The Goleta grandmother who was facing deportation can stay in the United States for at least another year.
The request had initially been denied.
“Humanitarian parole is a temporary band-aid fix, which must be regularly renewed,” said retired Santa Barbara County Superior Court Judge Frank Ochoa, now an arbitrator and mediator, and who has volunteered on Flores’ case.
“Her legal team is working on a permanent solution to this intractable wrong.”
Flores entered the United States from Mexico without a visa in 1988, two years after then-President Ronald Reagan signed the 1986 Immigration Reform and Control Act granting status to illegal immigrants.

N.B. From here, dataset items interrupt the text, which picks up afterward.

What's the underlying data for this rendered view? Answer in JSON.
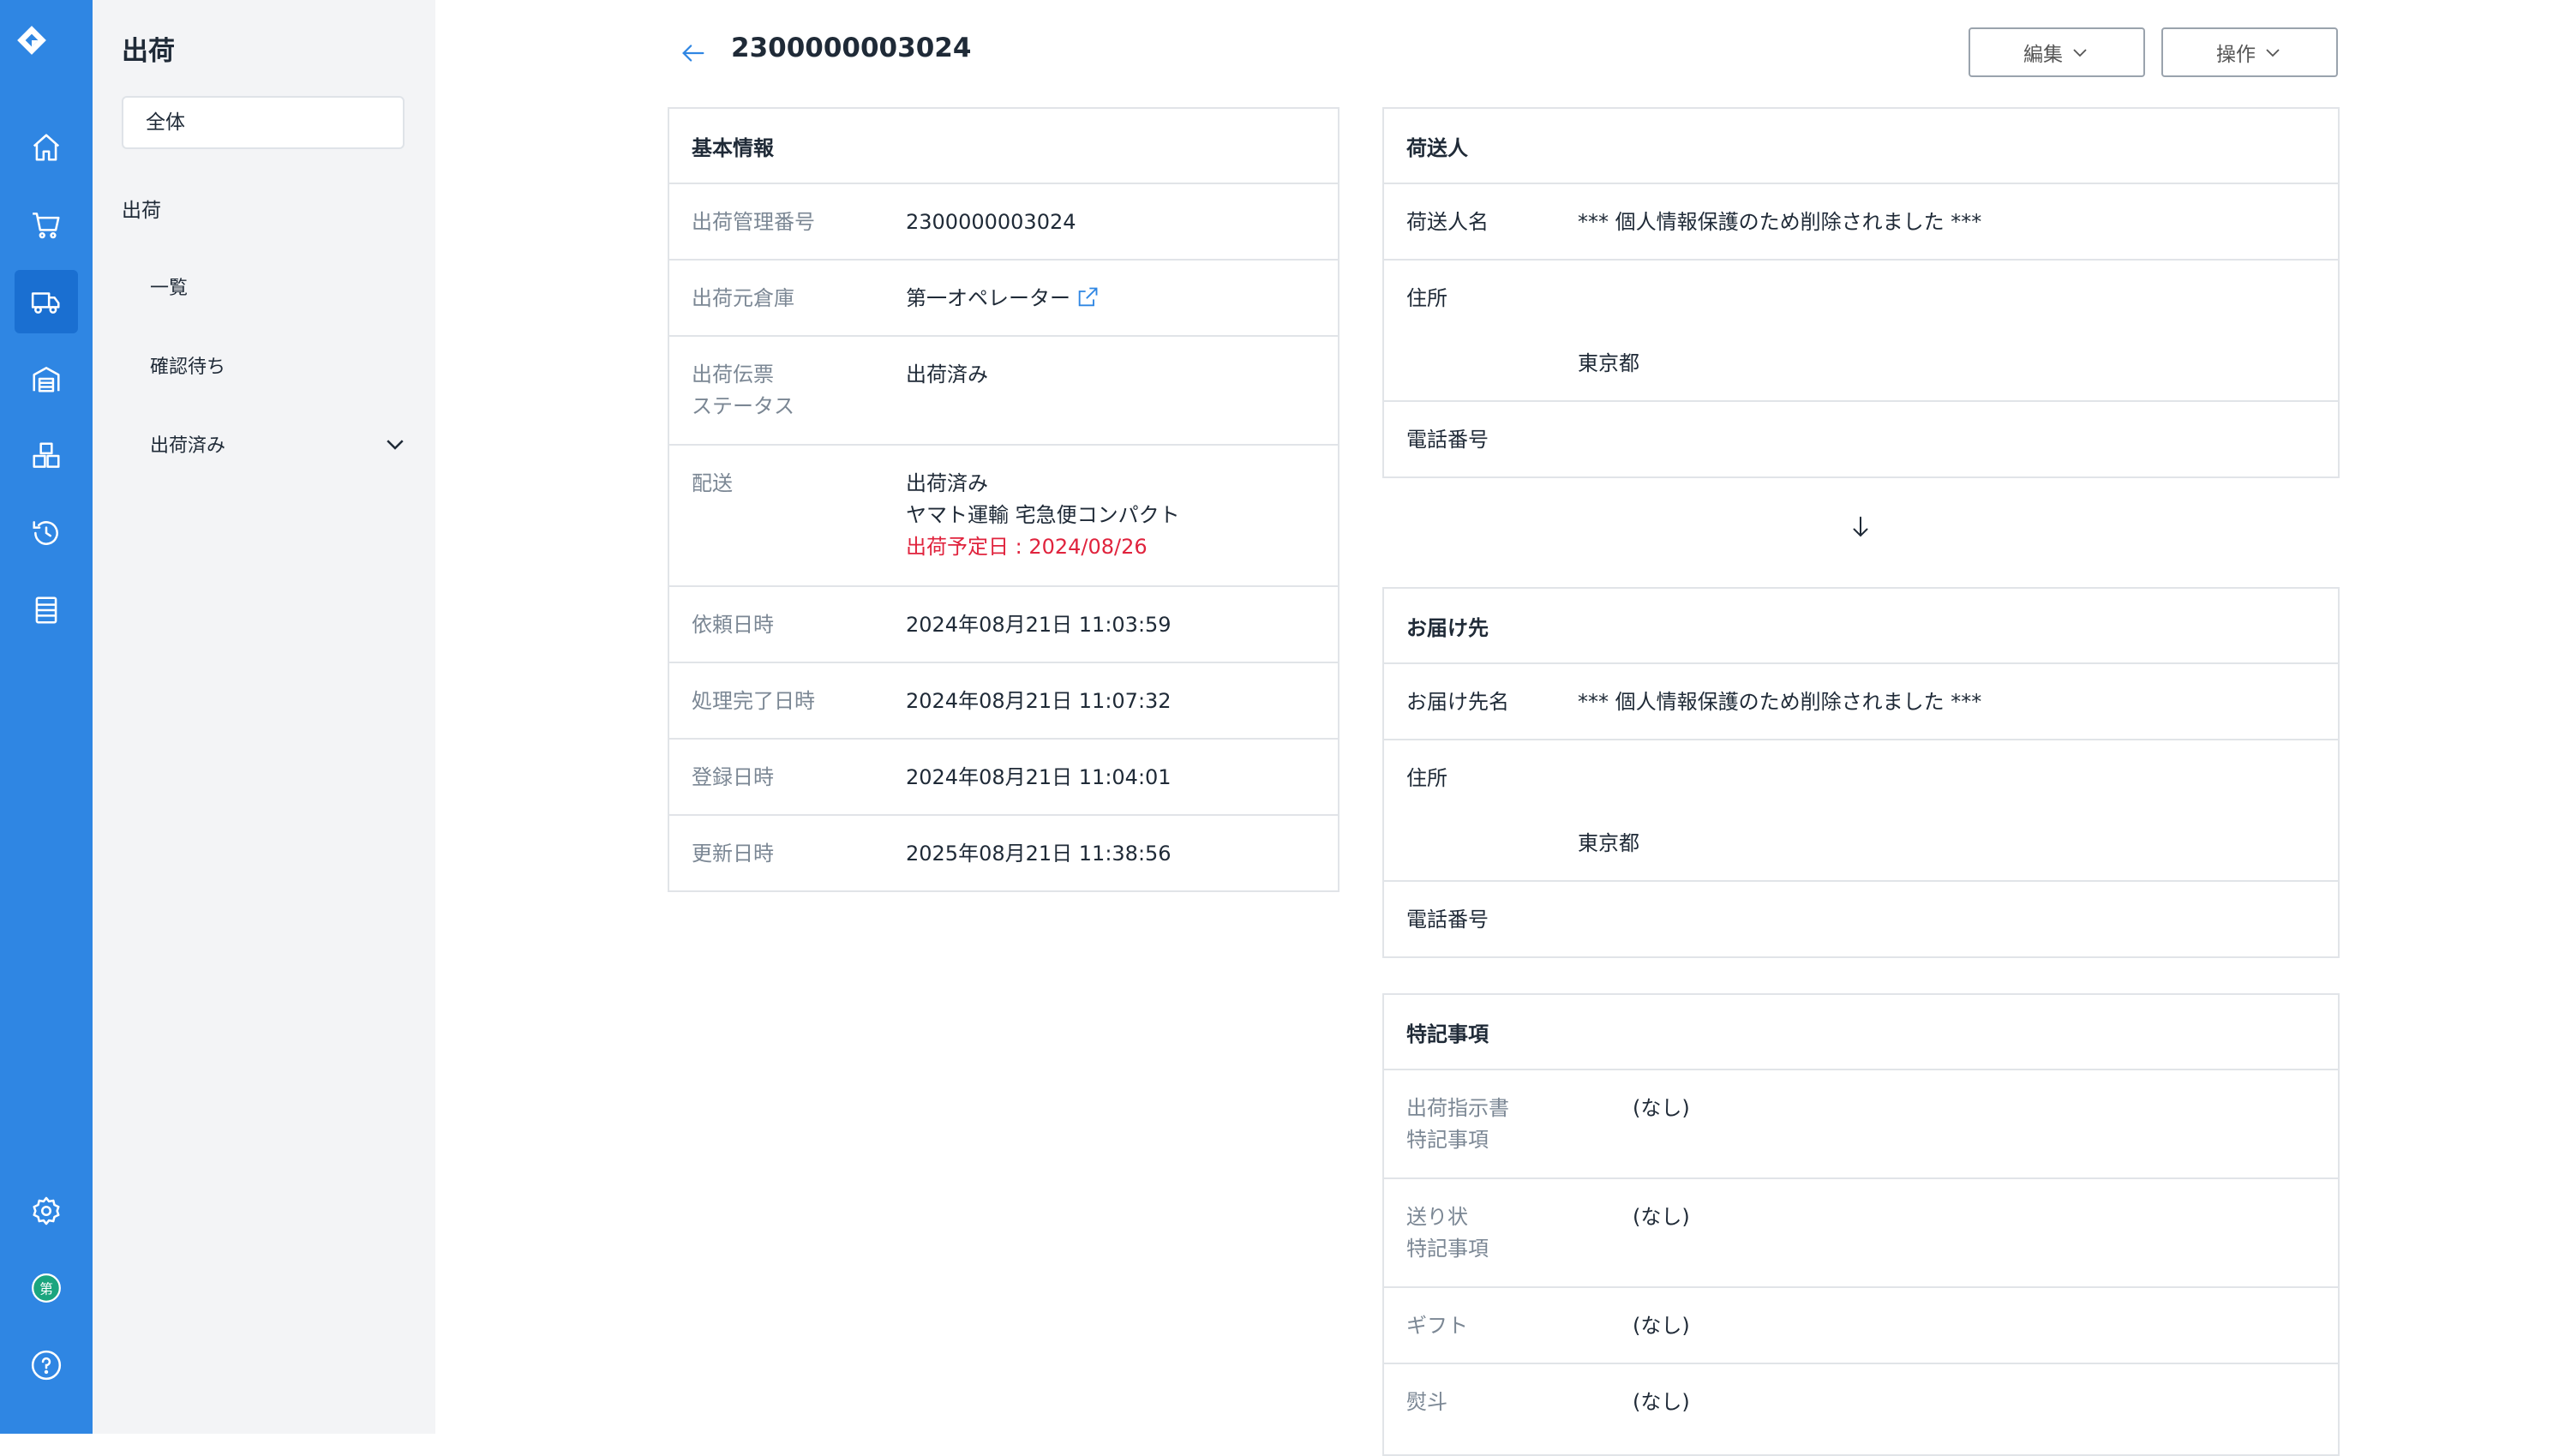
{
  "sidebar": {
    "title": "出荷",
    "all_label": "全体",
    "group_label": "出荷",
    "items": [
      {
        "label": "一覧"
      },
      {
        "label": "確認待ち"
      },
      {
        "label": "出荷済み"
      }
    ]
  },
  "rail": {
    "avatar_text": "第"
  },
  "header": {
    "title": "2300000003024",
    "edit_label": "編集",
    "action_label": "操作"
  },
  "basic_info": {
    "title": "基本情報",
    "rows": [
      {
        "label": "出荷管理番号",
        "value": "2300000003024"
      },
      {
        "label": "出荷元倉庫",
        "value": "第一オペレーター"
      },
      {
        "label": "出荷伝票",
        "label2": "ステータス",
        "value": "出荷済み"
      },
      {
        "label": "配送",
        "value": "出荷済み",
        "value2": "ヤマト運輸 宅急便コンパクト",
        "value3": "出荷予定日 : 2024/08/26"
      },
      {
        "label": "依頼日時",
        "value": "2024年08月21日 11:03:59"
      },
      {
        "label": "処理完了日時",
        "value": "2024年08月21日 11:07:32"
      },
      {
        "label": "登録日時",
        "value": "2024年08月21日 11:04:01"
      },
      {
        "label": "更新日時",
        "value": "2025年08月21日 11:38:56"
      }
    ]
  },
  "sender": {
    "title": "荷送人",
    "name_label": "荷送人名",
    "name_value": "*** 個人情報保護のため削除されました ***",
    "address_label": "住所",
    "address_value": "東京都",
    "phone_label": "電話番号"
  },
  "recipient": {
    "title": "お届け先",
    "name_label": "お届け先名",
    "name_value": "*** 個人情報保護のため削除されました ***",
    "address_label": "住所",
    "address_value": "東京都",
    "phone_label": "電話番号"
  },
  "notes": {
    "title": "特記事項",
    "rows": [
      {
        "label": "出荷指示書",
        "label2": "特記事項",
        "value": "(なし)"
      },
      {
        "label": "送り状",
        "label2": "特記事項",
        "value": "(なし)"
      },
      {
        "label": "ギフト",
        "value": "(なし)"
      },
      {
        "label": "熨斗",
        "value": "(なし)"
      }
    ]
  },
  "colors": {
    "rail": "#2f86e3",
    "rail_active": "#1a6fd1",
    "sidebar_bg": "#f3f4f6",
    "warning_text": "#e0233d",
    "avatar_green": "#1ba57e"
  },
  "icons": [
    "logo-icon",
    "home-icon",
    "cart-icon",
    "truck-icon",
    "warehouse-icon",
    "boxes-icon",
    "history-icon",
    "list-icon",
    "gear-icon",
    "avatar-icon",
    "help-icon",
    "back-arrow-icon",
    "chevron-down-icon",
    "external-link-icon",
    "arrow-down-icon"
  ]
}
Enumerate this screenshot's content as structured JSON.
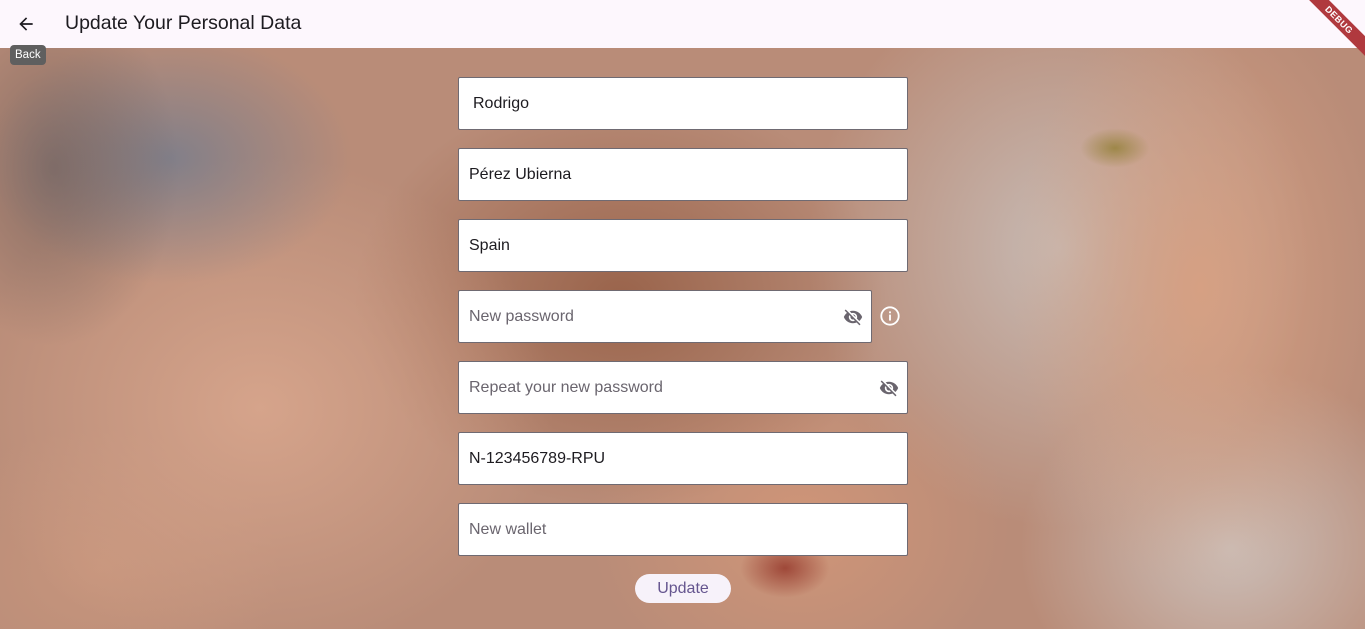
{
  "appbar": {
    "title": "Update Your Personal Data",
    "back_tooltip": "Back",
    "back_icon": "arrow-left-icon",
    "debug_label": "DEBUG",
    "background_color": "#fdf7fd"
  },
  "form": {
    "first_name": {
      "value": "Rodrigo",
      "placeholder": ""
    },
    "last_name": {
      "value": "Pérez Ubierna",
      "placeholder": ""
    },
    "country": {
      "value": "Spain",
      "placeholder": ""
    },
    "new_password": {
      "value": "",
      "placeholder": "New password",
      "icon": "visibility-off-icon"
    },
    "repeat_password": {
      "value": "",
      "placeholder": "Repeat your new password",
      "icon": "visibility-off-icon"
    },
    "wallet_current": {
      "value": "N-123456789-RPU",
      "placeholder": ""
    },
    "new_wallet": {
      "value": "",
      "placeholder": "New wallet"
    },
    "password_info_icon": "info-icon"
  },
  "actions": {
    "update_label": "Update",
    "update_color": "#65558f"
  }
}
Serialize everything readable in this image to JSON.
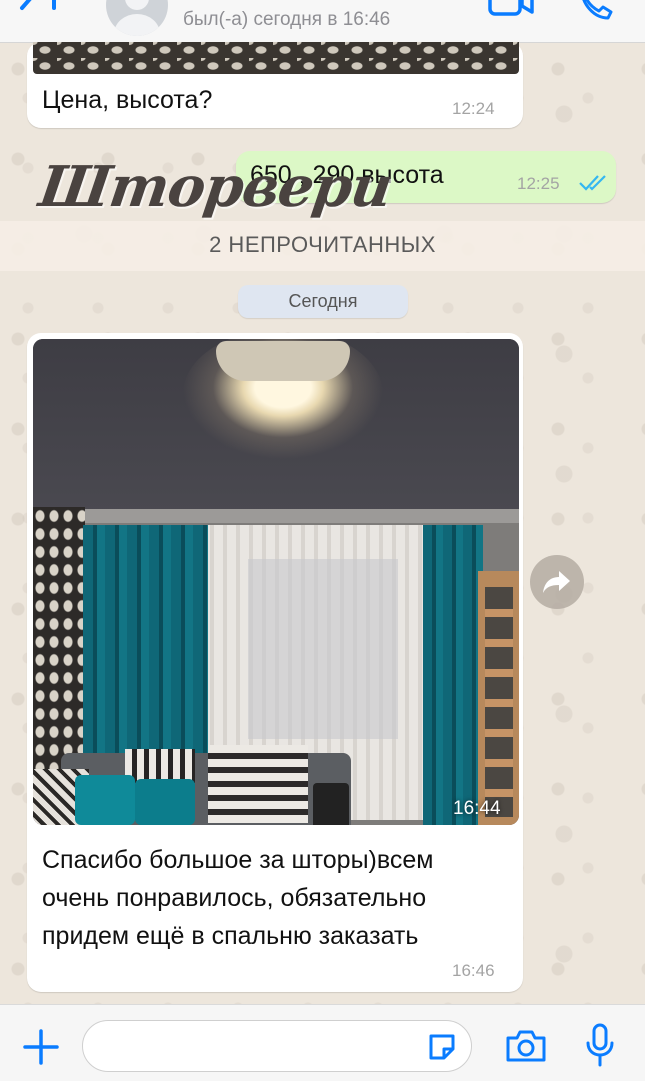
{
  "header": {
    "status": "был(-а) сегодня в 16:46"
  },
  "messages": {
    "m1": {
      "text": "Цена, высота?",
      "time": "12:24"
    },
    "m2": {
      "text": "650 , 290 высота",
      "time": "12:25"
    },
    "m3": {
      "photo_time": "16:44",
      "text_line1": "Спасибо большое за шторы)всем",
      "text_line2": "очень понравилось, обязательно",
      "text_line3": "придем ещё в спальню заказать",
      "time": "16:46"
    }
  },
  "unread_banner": "2 НЕПРОЧИТАННЫХ",
  "date_separator": "Сегодня",
  "watermark": "Шторвери",
  "input": {
    "placeholder": ""
  },
  "colors": {
    "accent": "#0a7cff",
    "outgoing_bubble": "#dcf8c6",
    "incoming_bubble": "#ffffff",
    "read_ticks": "#34b7f1"
  },
  "icons": [
    "back-icon",
    "avatar",
    "video-call-icon",
    "phone-icon",
    "forward-icon",
    "plus-icon",
    "sticker-icon",
    "camera-icon",
    "mic-icon",
    "double-check-icon"
  ]
}
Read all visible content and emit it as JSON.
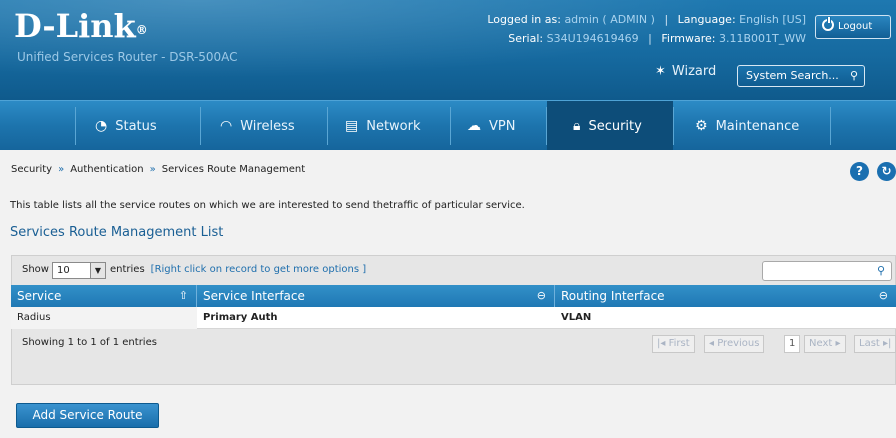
{
  "brand": {
    "logo": "D-Link",
    "trademark": "®",
    "product": "Unified Services Router - DSR-500AC"
  },
  "session": {
    "logged_in_label": "Logged in as:",
    "user": "admin ( ADMIN )",
    "language_label": "Language:",
    "language": "English [US]",
    "serial_label": "Serial:",
    "serial": "S34U194619469",
    "firmware_label": "Firmware:",
    "firmware": "3.11B001T_WW",
    "logout_label": "Logout"
  },
  "header": {
    "wizard_label": "Wizard",
    "search_placeholder": "System Search..."
  },
  "nav": {
    "items": [
      {
        "label": "Status",
        "icon": "gauge-icon"
      },
      {
        "label": "Wireless",
        "icon": "wifi-icon"
      },
      {
        "label": "Network",
        "icon": "monitor-icon"
      },
      {
        "label": "VPN",
        "icon": "cloud-lock-icon"
      },
      {
        "label": "Security",
        "icon": "lock-icon",
        "active": true
      },
      {
        "label": "Maintenance",
        "icon": "gear-icon"
      }
    ]
  },
  "breadcrumb": [
    "Security",
    "Authentication",
    "Services Route Management"
  ],
  "page": {
    "description": "This table lists all the service routes on which we are interested to send thetraffic of particular service.",
    "list_title": "Services Route Management List"
  },
  "table": {
    "show_label": "Show",
    "page_size": "10",
    "entries_label": "entries",
    "hint": "[Right click on record to get more options ]",
    "columns": [
      "Service",
      "Service Interface",
      "Routing Interface"
    ],
    "rows": [
      [
        "Radius",
        "Primary Auth",
        "VLAN"
      ]
    ],
    "info": "Showing 1 to 1 of 1 entries",
    "pager": {
      "first": "First",
      "previous": "Previous",
      "current": "1",
      "next": "Next",
      "last": "Last"
    }
  },
  "actions": {
    "add_label": "Add Service Route"
  },
  "colors": {
    "header_blue": "#1a70a8",
    "nav_active": "#0d4d79",
    "title_blue": "#1a5f94"
  }
}
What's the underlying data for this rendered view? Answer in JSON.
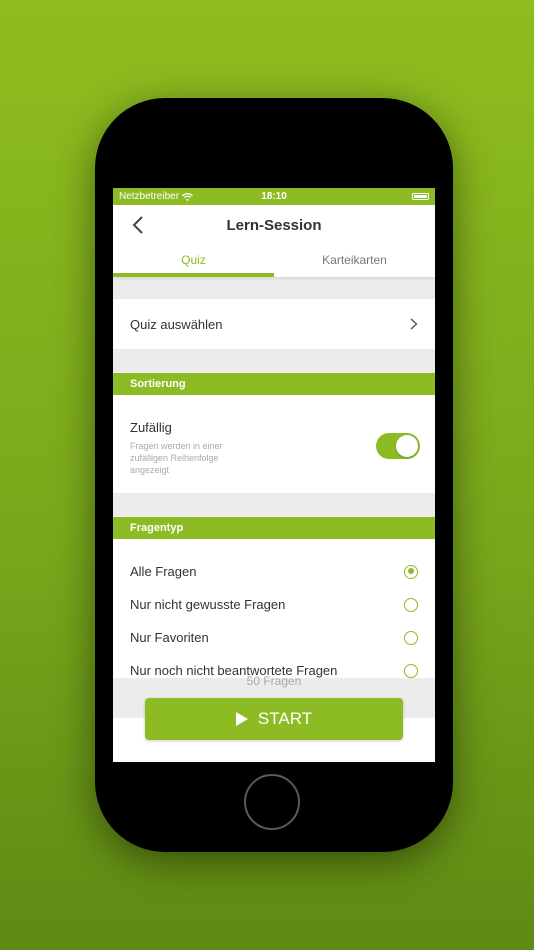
{
  "status_bar": {
    "carrier": "Netzbetreiber",
    "time": "18:10"
  },
  "nav": {
    "title": "Lern-Session"
  },
  "tabs": [
    {
      "label": "Quiz",
      "active": true
    },
    {
      "label": "Karteikarten",
      "active": false
    }
  ],
  "quiz_select": {
    "label": "Quiz auswählen"
  },
  "sorting": {
    "header": "Sortierung",
    "title": "Zufällig",
    "description": "Fragen werden in einer zufälligen Reihenfolge angezeigt",
    "enabled": true
  },
  "question_type": {
    "header": "Fragentyp",
    "options": [
      {
        "label": "Alle Fragen",
        "selected": true
      },
      {
        "label": "Nur nicht gewusste Fragen",
        "selected": false
      },
      {
        "label": "Nur Favoriten",
        "selected": false
      },
      {
        "label": "Nur noch nicht beantwortete Fragen",
        "selected": false
      }
    ]
  },
  "question_count": "50 Fragen",
  "start_button": {
    "label": "START"
  },
  "colors": {
    "accent": "#8dbb24",
    "background": "#8fbd1e"
  },
  "icons": [
    "wifi-icon",
    "battery-icon",
    "back-chevron-icon",
    "chevron-right-icon",
    "play-icon"
  ]
}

Between 1988 and 2019, she married and settled down in California, where she and her husband, Andres — a permanent resident since 2009 and a U.S. citizen since 2015 — bought a home and raised a family, including son Caesar, a U.S. Air Force sergeant.
In 1999, Flores traveled to Mexico to visit her sick mother and attend her funeral. When she returned to the United States, she was stopped by Customs and Border Protection.
Although she received several extensions to be allowed to stay in the United States on humanitarian grounds, those ended on Feb. 26, 2019.
The U.S. Immigration and Customs Enforcement office ordered Flores back to Mexico, and she voluntarily left the country.
In 2021, Flores was granted humanitarian parole for three years.
Flores’ legal team has submitted a petition for a presidential pardon for Flores’ unlawful 1988 entry into the United States.